Doctors plan to treat patients for free in the upcoming week, in what they are describing as the “free treatment strike,” which they say will be their slogan throughout the week.
The move is the latest attempt at escalation of the partial strike started by public hospital doctors on 1 October. The strike came as a result of a Doctors’ Syndicate decision taken at their general assembly last month, and will enter its second week on Monday.
“They are trying to turn the patients against us so, we will treat all patients for free… .We will hit them where it hurts the most, ‘their pockets,'” read a statement from the elected committee tasked with negotiating and administrating the doctor’s strike.
The statement stressed that the move is aimed at fighting the corruption of the Ministry of Health, which has already lost millions due to the strike, doctors allege. Full details of the protocol that the doctors will follow as part of next week’s escalation are yet to be announced by the committee.

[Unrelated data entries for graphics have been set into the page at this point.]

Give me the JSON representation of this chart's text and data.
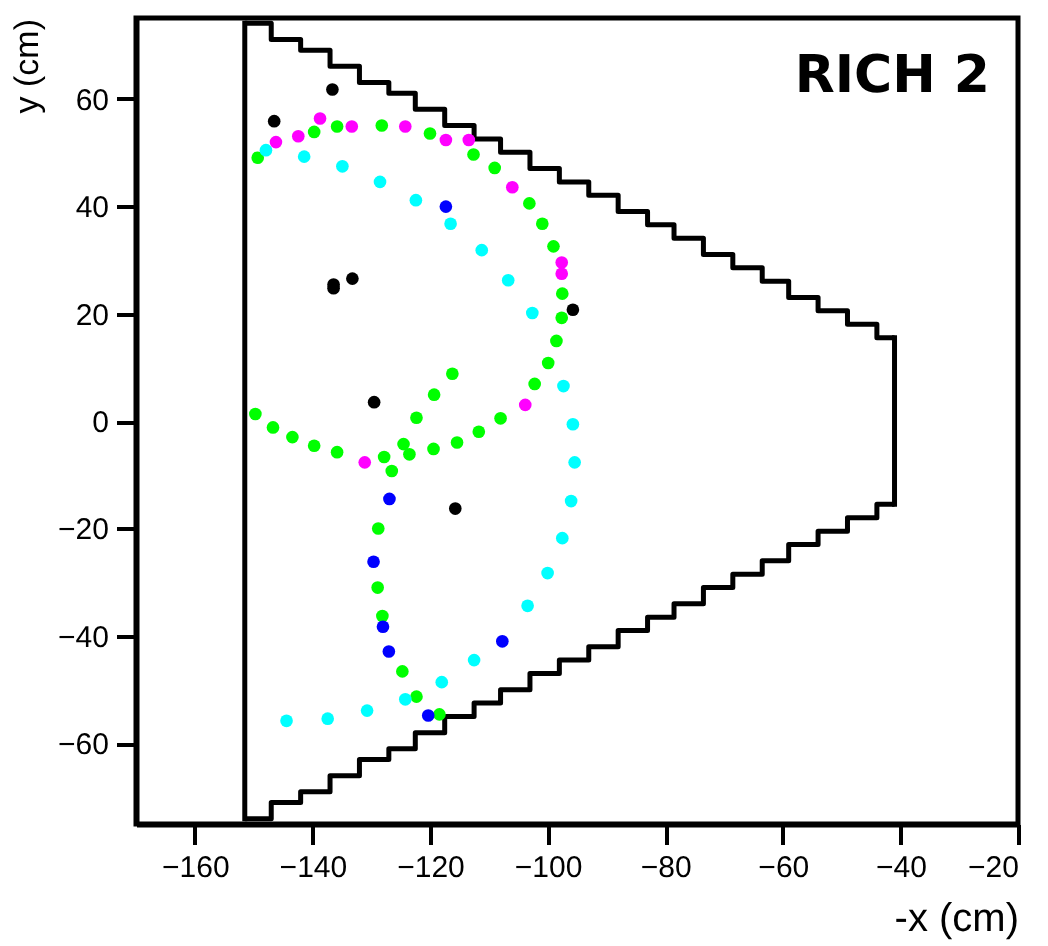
{
  "chart_data": {
    "type": "scatter",
    "xlabel": "-x (cm)",
    "ylabel": "y (cm)",
    "xlim": [
      -170,
      -20
    ],
    "ylim": [
      -75,
      75
    ],
    "xticks": [
      -160,
      -140,
      -120,
      -100,
      -80,
      -60,
      -40,
      -20
    ],
    "yticks": [
      -60,
      -40,
      -20,
      0,
      20,
      40,
      60
    ],
    "grid": false,
    "marker": "circle",
    "annotations": [
      "RICH 2"
    ],
    "series": [
      {
        "type": "step",
        "marker": "none",
        "color": "#000000",
        "x": [
          -151.5,
          -147,
          -142,
          -137,
          -132,
          -127,
          -122.5,
          -117.5,
          -112.5,
          -108,
          -103,
          -98,
          -93,
          -88,
          -83,
          -78.5,
          -73.5,
          -68.5,
          -63.5,
          -59,
          -54,
          -49,
          -44,
          -41
        ],
        "values": [
          74,
          71,
          69,
          66,
          63,
          61,
          58,
          55,
          52.5,
          50,
          47,
          44.5,
          42,
          39,
          36.5,
          34,
          31,
          28.5,
          26,
          23,
          20.5,
          18,
          15.5,
          15.5
        ]
      },
      {
        "type": "step",
        "marker": "none",
        "color": "#000000",
        "x": [
          -151.5,
          -147,
          -142,
          -137,
          -132,
          -127,
          -122.5,
          -117.5,
          -112.5,
          -108,
          -103,
          -98,
          -93,
          -88,
          -83,
          -78.5,
          -73.5,
          -68.5,
          -63.5,
          -59,
          -54,
          -49,
          -44,
          -41
        ],
        "values": [
          -74,
          -71,
          -69,
          -66,
          -63,
          -61,
          -58,
          -55,
          -52.5,
          -50,
          -47,
          -44.5,
          -42,
          -39,
          -36.5,
          -34,
          -31,
          -28.5,
          -26,
          -23,
          -20.5,
          -18,
          -15.5,
          -15.5
        ]
      },
      {
        "type": "line",
        "marker": "none",
        "color": "#000000",
        "x": [
          -151.5,
          -151.5
        ],
        "values": [
          74,
          -74
        ]
      },
      {
        "type": "line",
        "marker": "none",
        "color": "#000000",
        "x": [
          -41,
          -41
        ],
        "values": [
          15.5,
          -15.5
        ]
      },
      {
        "color": "#00ff00",
        "x": [
          -149.3,
          -139.7,
          -135.8,
          -128.2,
          -120,
          -112.6,
          -109,
          -103.1,
          -100.9,
          -99,
          -97.5,
          -97.6,
          -98.5,
          -99.9,
          -102.2,
          -108,
          -111.7,
          -115.4,
          -119.4,
          -124.5,
          -116.2,
          -119.3,
          -122.3,
          -149.7,
          -146.7,
          -143.4,
          -139.7,
          -135.8,
          -127.8,
          -123.5,
          -126.5,
          -128.8,
          -128.9,
          -128.1,
          -124.7,
          -122.3,
          -118.4
        ],
        "values": [
          49,
          53.8,
          54.8,
          55,
          53.5,
          49.6,
          47.1,
          40.5,
          36.7,
          32.5,
          23.7,
          19.2,
          14.9,
          10.8,
          6.9,
          0.5,
          -2,
          -4,
          -5.2,
          -4.3,
          8.8,
          4.9,
          0.6,
          1.3,
          -1.2,
          -3,
          -4.6,
          -5.8,
          -6.7,
          -6.2,
          -9.3,
          -20,
          -31,
          -36.3,
          -46.6,
          -51.3,
          -54.6
        ]
      },
      {
        "color": "#00ffff",
        "x": [
          -147.9,
          -141.4,
          -134.9,
          -128.5,
          -122.4,
          -116.5,
          -111.2,
          -106.7,
          -102.6,
          -97.3,
          -95.7,
          -95.4,
          -96,
          -97.5,
          -100,
          -103.4,
          -112.5,
          -118,
          -124.2,
          -130.7,
          -137.4,
          -144.4
        ],
        "values": [
          50.4,
          49.2,
          47.4,
          44.5,
          41.1,
          36.7,
          31.8,
          26.2,
          20.1,
          6.5,
          -0.6,
          -7.7,
          -14.9,
          -21.8,
          -28.3,
          -34.4,
          -44.5,
          -48.6,
          -51.8,
          -53.9,
          -55.4,
          -55.8
        ]
      },
      {
        "color": "#000000",
        "x": [
          -136.6,
          -146.5,
          -136.4,
          -136.4,
          -133.2,
          -95.7,
          -129.5,
          -115.7
        ],
        "values": [
          61.7,
          55.8,
          25.4,
          24.7,
          26.5,
          20.7,
          3.5,
          -16.3
        ]
      },
      {
        "color": "#ff00ff",
        "x": [
          -146.2,
          -142.4,
          -138.7,
          -133.3,
          -124.2,
          -117.3,
          -113.4,
          -106,
          -97.6,
          -97.6,
          -103.8,
          -131.1
        ],
        "values": [
          51.9,
          53,
          56.3,
          54.8,
          54.8,
          52.3,
          52.3,
          43.5,
          29.5,
          27.4,
          3,
          -7.7
        ]
      },
      {
        "color": "#0000ff",
        "x": [
          -117.3,
          -126.9,
          -129.6,
          -128,
          -127,
          -107.7,
          -120.3
        ],
        "values": [
          39.9,
          -14.5,
          -26.2,
          -38.3,
          -42.9,
          -41,
          -54.8
        ]
      }
    ]
  }
}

On Thursday night, eight political parties released a joint statement announcing their support for the strike. The parties also urged all citizens to show solidarity with the doctors who face “campaigns to destroy their image among public opinion.” The parties added that while many doctors barely make EGP 500 per month, the doctors have faced accusations that claim they make good incomes and are refraining from offering patients services to make more money.

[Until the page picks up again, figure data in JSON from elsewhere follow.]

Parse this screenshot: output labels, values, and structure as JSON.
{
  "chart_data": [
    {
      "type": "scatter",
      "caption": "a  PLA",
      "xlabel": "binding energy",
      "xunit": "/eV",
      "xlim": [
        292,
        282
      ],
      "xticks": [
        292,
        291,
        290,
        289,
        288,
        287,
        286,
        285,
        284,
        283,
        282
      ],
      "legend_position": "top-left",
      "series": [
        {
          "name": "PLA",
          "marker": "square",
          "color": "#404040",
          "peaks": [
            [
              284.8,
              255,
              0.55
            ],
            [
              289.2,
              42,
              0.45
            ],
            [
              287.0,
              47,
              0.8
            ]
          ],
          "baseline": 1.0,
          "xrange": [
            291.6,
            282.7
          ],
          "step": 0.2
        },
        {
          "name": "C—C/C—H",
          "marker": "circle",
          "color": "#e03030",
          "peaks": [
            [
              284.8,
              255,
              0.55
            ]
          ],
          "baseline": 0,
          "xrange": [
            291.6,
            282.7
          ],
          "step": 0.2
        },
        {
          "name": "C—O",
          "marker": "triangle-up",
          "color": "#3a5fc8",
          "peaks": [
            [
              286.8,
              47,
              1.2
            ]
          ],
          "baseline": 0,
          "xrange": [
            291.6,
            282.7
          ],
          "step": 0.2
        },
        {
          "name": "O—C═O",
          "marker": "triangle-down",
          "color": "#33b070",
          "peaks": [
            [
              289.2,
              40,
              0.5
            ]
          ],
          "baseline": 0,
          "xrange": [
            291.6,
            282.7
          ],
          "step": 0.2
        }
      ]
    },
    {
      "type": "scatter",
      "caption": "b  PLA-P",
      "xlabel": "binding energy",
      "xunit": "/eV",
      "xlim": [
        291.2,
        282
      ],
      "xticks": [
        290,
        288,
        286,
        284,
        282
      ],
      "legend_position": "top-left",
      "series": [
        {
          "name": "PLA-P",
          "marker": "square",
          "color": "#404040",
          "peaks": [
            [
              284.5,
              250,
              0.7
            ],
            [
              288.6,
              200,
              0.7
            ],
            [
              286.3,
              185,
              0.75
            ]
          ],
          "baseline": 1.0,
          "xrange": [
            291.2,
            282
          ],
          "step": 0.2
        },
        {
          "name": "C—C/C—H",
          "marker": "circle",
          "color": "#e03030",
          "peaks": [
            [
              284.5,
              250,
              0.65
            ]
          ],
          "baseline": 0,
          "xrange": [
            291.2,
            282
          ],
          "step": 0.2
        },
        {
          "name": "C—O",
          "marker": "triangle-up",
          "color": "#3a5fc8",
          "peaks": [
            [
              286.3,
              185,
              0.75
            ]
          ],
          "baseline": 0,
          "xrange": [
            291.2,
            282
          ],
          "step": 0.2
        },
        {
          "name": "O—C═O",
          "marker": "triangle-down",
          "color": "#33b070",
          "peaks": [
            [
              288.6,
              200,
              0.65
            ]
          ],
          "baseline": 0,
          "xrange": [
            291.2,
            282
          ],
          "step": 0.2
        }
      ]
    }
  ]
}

The strike rests on three core issues. The doctors seek a new wage law to guarantee a minimum salary of EGP 3,000 per month. They ask for better security for hospitals, which have come under violent attacks over the past few months forcing many to shut down their emergency departments. And finally they demand an increase in the state budget allocated for the health sector to 15 per cent of the state budget. The current budget allocated for health does not exceed five per cent.
Throughout the strike many news services, including state-run television, have chosen to paint the patients as victims and show that they are suffering as a result of the strike. The doctors have responded through their committee statement, saying “it is no secret that there is a fierce organised campaign against the partial strike which the doctors had to resort to, so as to offer adequate healthcare to Egyptians….”
The statement added that the doctors’ demands are being pictured in the media as “categorical demands” which should be postponed.
The departments unaffected by the strike are receptions, emergency departments, intensive care units, incubators, kidney dialysis, and the oncology departments. The strike includes hospitals that belong to the Ministry of Health, but not university, armed forces or police hospitals.